Art comes in many forms. Visual art is just one creative expression. The universe itself, as Whitehead says, is an expression of the "creative advance into novelty." Every moment in a person's life is thus an act of improvisation, a moment in which something new is created out of a settled past.
Our View
Our understanding of spirituality and the arts includes the following principles:
- All living beings are subjects of their own lives, with intrinsic value.
- We are relational beings, and compassion is an expression of that knowledge.
- We are in search of meaning about our becoming and the world’s becoming.
- No single faith community or wisdom tradition provides an absolute understanding of truth, or exhaustive guidance toward goodness, or exclusive access to beauty.
- There are diverse possibilities for embodied wisdom and emotional intelligence.

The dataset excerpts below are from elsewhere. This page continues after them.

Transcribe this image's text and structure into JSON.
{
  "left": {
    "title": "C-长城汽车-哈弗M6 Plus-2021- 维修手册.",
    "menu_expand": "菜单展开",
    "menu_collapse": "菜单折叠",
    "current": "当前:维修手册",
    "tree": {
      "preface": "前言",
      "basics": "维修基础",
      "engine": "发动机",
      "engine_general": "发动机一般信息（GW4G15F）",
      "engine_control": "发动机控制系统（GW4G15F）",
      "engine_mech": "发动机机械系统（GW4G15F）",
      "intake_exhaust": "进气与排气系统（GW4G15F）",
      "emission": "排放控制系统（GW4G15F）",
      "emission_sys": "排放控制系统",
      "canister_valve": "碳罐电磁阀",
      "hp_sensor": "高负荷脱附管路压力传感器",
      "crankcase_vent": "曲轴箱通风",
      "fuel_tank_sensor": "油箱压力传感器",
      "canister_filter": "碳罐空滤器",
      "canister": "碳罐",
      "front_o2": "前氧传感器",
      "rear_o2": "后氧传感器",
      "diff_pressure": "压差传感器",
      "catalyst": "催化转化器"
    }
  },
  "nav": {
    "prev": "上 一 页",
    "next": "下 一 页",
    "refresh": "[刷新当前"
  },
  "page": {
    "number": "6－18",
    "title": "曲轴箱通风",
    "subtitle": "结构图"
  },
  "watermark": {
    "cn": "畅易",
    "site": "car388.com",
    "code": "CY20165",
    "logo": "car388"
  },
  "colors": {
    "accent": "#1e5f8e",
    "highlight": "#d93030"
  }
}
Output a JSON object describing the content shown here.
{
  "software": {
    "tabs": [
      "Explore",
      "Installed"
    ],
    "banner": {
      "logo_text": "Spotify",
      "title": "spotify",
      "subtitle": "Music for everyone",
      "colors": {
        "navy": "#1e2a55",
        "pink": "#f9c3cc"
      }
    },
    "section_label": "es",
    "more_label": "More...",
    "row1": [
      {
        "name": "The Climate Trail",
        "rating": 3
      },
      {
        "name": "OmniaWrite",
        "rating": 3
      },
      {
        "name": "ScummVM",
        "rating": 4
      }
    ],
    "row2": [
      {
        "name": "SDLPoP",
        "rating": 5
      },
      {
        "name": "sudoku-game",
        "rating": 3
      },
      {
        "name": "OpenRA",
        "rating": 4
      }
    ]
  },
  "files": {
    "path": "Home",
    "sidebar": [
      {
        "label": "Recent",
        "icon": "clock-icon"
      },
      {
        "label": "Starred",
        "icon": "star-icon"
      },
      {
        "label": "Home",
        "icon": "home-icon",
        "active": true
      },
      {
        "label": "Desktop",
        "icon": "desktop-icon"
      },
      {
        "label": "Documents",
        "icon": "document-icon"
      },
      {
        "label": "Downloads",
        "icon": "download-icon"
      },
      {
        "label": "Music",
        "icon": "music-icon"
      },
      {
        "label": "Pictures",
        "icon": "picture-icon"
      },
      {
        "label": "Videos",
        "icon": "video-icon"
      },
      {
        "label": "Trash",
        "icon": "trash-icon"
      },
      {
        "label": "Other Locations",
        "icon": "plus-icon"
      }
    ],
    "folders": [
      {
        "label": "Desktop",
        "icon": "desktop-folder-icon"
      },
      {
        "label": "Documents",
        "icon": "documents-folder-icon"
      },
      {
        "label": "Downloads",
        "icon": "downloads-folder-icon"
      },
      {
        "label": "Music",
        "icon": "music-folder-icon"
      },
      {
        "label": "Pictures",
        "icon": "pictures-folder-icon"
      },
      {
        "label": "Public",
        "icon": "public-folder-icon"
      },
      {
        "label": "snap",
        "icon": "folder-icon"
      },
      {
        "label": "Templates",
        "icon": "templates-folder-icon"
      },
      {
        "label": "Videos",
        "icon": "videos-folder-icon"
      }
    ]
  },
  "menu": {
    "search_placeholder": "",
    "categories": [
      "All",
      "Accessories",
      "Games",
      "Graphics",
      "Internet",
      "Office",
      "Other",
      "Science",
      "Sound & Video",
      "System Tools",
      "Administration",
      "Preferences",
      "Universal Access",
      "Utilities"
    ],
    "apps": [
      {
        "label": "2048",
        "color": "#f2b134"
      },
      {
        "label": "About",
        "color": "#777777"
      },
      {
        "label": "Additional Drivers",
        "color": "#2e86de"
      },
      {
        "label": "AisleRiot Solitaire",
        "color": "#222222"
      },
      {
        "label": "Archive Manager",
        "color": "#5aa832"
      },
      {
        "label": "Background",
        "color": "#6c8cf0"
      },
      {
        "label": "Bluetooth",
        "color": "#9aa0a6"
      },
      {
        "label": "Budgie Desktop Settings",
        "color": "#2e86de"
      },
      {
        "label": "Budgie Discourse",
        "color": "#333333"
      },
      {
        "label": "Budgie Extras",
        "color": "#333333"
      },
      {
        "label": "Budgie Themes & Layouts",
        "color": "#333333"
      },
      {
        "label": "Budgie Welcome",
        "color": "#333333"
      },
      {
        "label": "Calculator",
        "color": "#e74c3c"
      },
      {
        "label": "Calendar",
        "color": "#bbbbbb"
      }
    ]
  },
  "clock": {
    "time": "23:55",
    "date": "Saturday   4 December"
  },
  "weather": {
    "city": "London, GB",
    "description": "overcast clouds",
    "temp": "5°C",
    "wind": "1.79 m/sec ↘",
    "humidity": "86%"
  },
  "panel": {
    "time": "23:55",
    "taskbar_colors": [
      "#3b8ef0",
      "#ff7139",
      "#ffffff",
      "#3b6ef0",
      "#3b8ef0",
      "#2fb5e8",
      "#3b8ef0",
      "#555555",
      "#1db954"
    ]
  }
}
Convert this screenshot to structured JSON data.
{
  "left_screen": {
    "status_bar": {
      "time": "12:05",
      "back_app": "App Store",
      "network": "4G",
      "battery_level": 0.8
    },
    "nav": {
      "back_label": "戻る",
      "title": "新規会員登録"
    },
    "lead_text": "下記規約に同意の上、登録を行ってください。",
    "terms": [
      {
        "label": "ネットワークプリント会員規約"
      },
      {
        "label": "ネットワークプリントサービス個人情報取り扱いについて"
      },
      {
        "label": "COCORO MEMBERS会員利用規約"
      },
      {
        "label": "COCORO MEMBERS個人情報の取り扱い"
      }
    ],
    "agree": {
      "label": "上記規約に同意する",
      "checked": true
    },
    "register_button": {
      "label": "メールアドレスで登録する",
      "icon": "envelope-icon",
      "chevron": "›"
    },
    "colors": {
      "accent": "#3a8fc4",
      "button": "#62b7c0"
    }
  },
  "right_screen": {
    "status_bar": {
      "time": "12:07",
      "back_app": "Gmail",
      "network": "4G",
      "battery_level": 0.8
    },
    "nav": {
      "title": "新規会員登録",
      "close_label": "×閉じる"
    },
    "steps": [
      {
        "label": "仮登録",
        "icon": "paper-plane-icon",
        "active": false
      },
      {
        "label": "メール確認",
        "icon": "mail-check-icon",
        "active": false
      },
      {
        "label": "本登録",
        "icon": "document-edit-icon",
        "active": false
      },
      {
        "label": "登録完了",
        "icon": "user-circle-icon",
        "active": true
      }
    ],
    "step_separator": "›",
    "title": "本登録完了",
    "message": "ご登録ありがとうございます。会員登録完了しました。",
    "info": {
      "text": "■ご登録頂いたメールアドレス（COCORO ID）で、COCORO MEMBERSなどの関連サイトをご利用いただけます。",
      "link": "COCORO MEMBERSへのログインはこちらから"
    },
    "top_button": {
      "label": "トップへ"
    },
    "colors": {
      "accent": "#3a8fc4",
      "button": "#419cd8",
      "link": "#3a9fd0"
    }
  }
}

- We honor and value the multiplicity of spirituality expressed throughout the world.
- We strive to recognize and appreciate beauty in its novelty and diverse manifestations.
- Creativity occurs in a variety of forms.
- Nature is alive, and we are interwoven with it in a shared fabric of reality.
- We seek the integration of many forms of rich experience: attention, compassion, faith, forgiveness, hospitality, imagination, listening, meaning-making, openness, peace, playfulness, silence, wonder, and a zest for life
In a process-relational perspective, spirituality is how we are inwardly animated, enlivened, nourished by life-giving forms of experience and ways of living in the world. Alfred North Whitehead speaks of these qualities of felt beauty: here understood as satisfying forms of harmony and intensity in our relations with other people, the natural world, the heavens, and ourselves. In The Liberation of Life: From Cell to Community, John Cobb, speaks of them as forms of “richness of experience.” Spirituality, then, is the seeking and sustaining of rich experience in community with others and also, as Whitehead emphasized, the solitariness of the heart.
The Cobb Institute affirms and encourages the integration of many forms of rich experience: attention, compassion, faith, forgiveness, hospitality, imagination, listening, meaning-making, openness, peace, playfulness, silence, wonder, and a zest for life, for example. These experiences are available to people of all ages and faiths, relative to the circumstances of their lives. The experiences can be understood and interpreted through many different intellectual lenses, including process philosophy and the cosmology of Whitehead, who, in Process and Reality and other writings, offers a philosophy of experience conducive to their appreciation. The varieties of rich experience can be fostered and enacted through many different spiritual activities, including rituals, gatherings, and collective actions aimed at supporting local communities that are creative, compassionate, participatory, inclusive, humane to animals, good for the earth, and joyful, with no one left behind. Such communities are the building blocks of ecological civilization. It is our belief that an integral spirituality can provide the nourishment that makes possible and sustains such civilization.